I started this Substack four months ago with a completely wrong notion of how I would use it and uncertainty over whether I would keep up with it in any form.
I’ve reached a couple conclusions since then: I like doing it and I want to define what this is a little better. So, I’ve finally named my newsletter: Between the Motion.
Why Between the Motion?
Between the Motion comes from a T.S. Eliot poem, “The Hollow Men”:
“Between the idea
And the reality
Between the motion
And the act
Falls the Shadow”
If that seems overly pretentious, well, let me also offer a key pragmatic reason why I chose Between the Motion: The URL was available!
Really, though, I like the name a lot, which is rare for me. I’m bad at naming things and I generally don’t like other people’s ideas.
I settled on this one after two days of back-and-forth with Claude, an AI chatbot. This name immediately resonated and I stopped thinking about other options (after looking up the URL, that is).
Between the Motion fits the vision I keep landing on for this newsletter: an exploration of the tensions, complexities and, well, dreariness, of life through the lenses of politics, business, parenting and spirituality.
We’re living in a moment of maximum chaos. Much like in 1925, when Eliot published the above stanza, “hollow men” are mired in paralysis while “stuffed men” peddle artificial meaning.
I want this newsletter to occupy the space between, earnestly seeking truth while acknowledging there are no easy answers.
The market for earnestness
I launched this newsletter a few days after President Trump’s election last year. As I’ve reflected on where I might offer value, I see earnestness as a starting point.
It feels like nihilism is winning as the dominant framework for American life. Trump, for example, determined during his first term that the presidency didn’t afford him the power to suppress elite institutions, so he’s set to work on a second-term project of burning them down.
Conservative leaders working alongside Trump are herding people along with this project not by appealing to any particular values, but by surrendering their values altogether and adopting a posture of performative trolling.
Amoralism is ascendant.

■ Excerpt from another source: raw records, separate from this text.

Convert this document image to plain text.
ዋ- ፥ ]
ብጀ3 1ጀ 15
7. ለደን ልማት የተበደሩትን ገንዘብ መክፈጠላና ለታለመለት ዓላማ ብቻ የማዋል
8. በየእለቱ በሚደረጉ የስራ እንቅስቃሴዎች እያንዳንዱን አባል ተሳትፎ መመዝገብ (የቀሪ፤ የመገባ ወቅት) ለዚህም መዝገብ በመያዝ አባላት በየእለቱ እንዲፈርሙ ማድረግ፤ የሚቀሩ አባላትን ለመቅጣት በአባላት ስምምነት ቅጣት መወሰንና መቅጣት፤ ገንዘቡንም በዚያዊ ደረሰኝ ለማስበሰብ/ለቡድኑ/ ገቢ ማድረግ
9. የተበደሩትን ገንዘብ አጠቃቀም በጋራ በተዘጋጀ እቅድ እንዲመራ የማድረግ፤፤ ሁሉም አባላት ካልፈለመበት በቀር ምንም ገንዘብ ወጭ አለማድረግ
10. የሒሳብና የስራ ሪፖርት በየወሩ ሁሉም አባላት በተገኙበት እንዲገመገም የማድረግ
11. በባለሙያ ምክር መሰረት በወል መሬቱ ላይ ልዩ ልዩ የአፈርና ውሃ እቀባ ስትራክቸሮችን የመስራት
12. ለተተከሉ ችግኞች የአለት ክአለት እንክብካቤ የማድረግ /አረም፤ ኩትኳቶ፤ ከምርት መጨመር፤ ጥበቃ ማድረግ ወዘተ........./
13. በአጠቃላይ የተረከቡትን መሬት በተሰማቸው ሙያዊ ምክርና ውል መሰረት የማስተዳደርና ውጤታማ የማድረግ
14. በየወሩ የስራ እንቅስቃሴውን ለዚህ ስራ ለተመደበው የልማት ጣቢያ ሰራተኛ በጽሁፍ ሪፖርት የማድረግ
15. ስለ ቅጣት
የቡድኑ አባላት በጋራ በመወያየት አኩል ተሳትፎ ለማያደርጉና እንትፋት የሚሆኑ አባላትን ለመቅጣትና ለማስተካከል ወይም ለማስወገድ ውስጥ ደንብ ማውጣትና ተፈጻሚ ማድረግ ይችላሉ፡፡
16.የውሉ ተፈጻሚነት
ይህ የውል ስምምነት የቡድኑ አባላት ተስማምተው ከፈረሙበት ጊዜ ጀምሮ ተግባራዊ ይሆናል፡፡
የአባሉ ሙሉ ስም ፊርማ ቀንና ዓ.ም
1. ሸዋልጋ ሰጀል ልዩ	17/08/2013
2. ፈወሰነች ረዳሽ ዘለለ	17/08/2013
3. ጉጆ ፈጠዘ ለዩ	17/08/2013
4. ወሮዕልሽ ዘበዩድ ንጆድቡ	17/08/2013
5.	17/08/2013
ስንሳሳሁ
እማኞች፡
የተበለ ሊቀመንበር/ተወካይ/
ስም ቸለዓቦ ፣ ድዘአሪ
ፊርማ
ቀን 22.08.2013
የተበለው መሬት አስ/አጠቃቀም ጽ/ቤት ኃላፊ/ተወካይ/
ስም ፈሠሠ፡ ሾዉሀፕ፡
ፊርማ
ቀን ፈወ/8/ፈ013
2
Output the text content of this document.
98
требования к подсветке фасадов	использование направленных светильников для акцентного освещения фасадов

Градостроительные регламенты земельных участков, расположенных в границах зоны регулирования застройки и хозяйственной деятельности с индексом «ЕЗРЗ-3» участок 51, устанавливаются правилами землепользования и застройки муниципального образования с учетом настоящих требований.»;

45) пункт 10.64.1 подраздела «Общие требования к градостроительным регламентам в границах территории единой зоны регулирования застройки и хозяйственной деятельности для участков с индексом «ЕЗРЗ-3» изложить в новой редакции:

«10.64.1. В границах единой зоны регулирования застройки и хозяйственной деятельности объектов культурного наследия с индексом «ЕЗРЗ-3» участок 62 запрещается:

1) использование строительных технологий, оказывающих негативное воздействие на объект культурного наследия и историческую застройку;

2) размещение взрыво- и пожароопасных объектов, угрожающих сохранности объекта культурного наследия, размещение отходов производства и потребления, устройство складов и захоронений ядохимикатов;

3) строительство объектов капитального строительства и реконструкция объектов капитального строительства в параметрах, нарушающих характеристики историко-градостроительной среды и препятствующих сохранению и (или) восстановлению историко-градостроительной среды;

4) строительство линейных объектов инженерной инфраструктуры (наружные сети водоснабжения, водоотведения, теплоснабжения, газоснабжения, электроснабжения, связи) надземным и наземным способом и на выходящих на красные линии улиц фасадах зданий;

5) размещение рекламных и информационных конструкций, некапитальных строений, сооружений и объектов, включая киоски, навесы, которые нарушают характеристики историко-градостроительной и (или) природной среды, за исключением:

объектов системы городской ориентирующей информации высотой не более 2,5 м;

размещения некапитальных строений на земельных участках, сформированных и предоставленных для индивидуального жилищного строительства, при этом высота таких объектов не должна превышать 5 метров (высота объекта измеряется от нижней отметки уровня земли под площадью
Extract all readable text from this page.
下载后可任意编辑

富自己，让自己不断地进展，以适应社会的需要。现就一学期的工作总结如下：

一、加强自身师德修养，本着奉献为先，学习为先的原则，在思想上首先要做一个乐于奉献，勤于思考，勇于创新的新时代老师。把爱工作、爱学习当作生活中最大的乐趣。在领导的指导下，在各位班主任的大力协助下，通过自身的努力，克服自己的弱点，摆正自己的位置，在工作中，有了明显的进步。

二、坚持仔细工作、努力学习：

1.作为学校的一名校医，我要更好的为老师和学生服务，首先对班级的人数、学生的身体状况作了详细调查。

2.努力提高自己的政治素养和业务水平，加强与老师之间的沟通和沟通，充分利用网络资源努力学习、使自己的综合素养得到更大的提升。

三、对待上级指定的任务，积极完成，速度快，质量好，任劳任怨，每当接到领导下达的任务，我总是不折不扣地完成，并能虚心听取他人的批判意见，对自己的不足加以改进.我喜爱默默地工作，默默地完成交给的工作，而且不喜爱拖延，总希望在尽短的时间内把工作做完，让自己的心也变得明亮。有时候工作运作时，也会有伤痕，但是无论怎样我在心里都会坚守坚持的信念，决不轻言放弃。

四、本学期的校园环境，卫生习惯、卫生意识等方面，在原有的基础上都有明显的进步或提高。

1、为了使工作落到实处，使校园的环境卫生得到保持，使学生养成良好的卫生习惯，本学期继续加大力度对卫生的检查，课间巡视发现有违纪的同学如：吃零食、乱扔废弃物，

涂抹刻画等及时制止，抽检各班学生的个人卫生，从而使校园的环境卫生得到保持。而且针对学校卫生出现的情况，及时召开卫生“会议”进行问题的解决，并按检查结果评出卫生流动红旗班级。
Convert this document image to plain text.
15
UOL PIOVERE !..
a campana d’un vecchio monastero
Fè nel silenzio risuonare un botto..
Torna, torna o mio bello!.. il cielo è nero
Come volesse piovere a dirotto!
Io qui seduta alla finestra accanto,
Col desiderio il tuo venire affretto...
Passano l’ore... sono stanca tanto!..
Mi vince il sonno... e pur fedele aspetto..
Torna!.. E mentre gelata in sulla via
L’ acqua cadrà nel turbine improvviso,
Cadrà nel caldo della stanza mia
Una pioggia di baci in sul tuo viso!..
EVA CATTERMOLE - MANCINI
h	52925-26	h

The antidotes are sincerity, integrity and dignity.
Those qualities are, in part, what I hope to bring here. But there is often a gap between my intentions and the things I do. That is the gap Eliot wrote about. We all live in it, to some extent.
We don’t have to settle there. We have the ability to keep trying, to keep doing better, to keep seeking meaning.
Some housekeeping
A rebrand offers an opportunity to reconsider the cadence of the newsletter.
I’m open to continuing to write the Saturday newsletter in more or less the same form as I’ve been doing so far, while also adding some deeper standalone pieces along the way. The Saturday newsletter is easy and enjoyable to write and I’m happy to keep doing it.
But, if I’m being honest, my ideas aren’t always good and there’s a case to be made for trying to write fewer, better newsletters, as well as breaking from the format I’ve been using so far. I’m very open to feedback on this. I don’t want to clutter your inbox with crap.
This remains a side project and an experiment for me (and, of course, free). Your feedback so far has motivated me to put more thought and effort into it and try to turn it into something that might appeal to even more people.
Thank you for your support — I plan to keep doing this for as long as you keep reading it.
Excellent title, although I still think ‘Briggs and Mortar’ has a certain ring to it. Keep up the excellent work.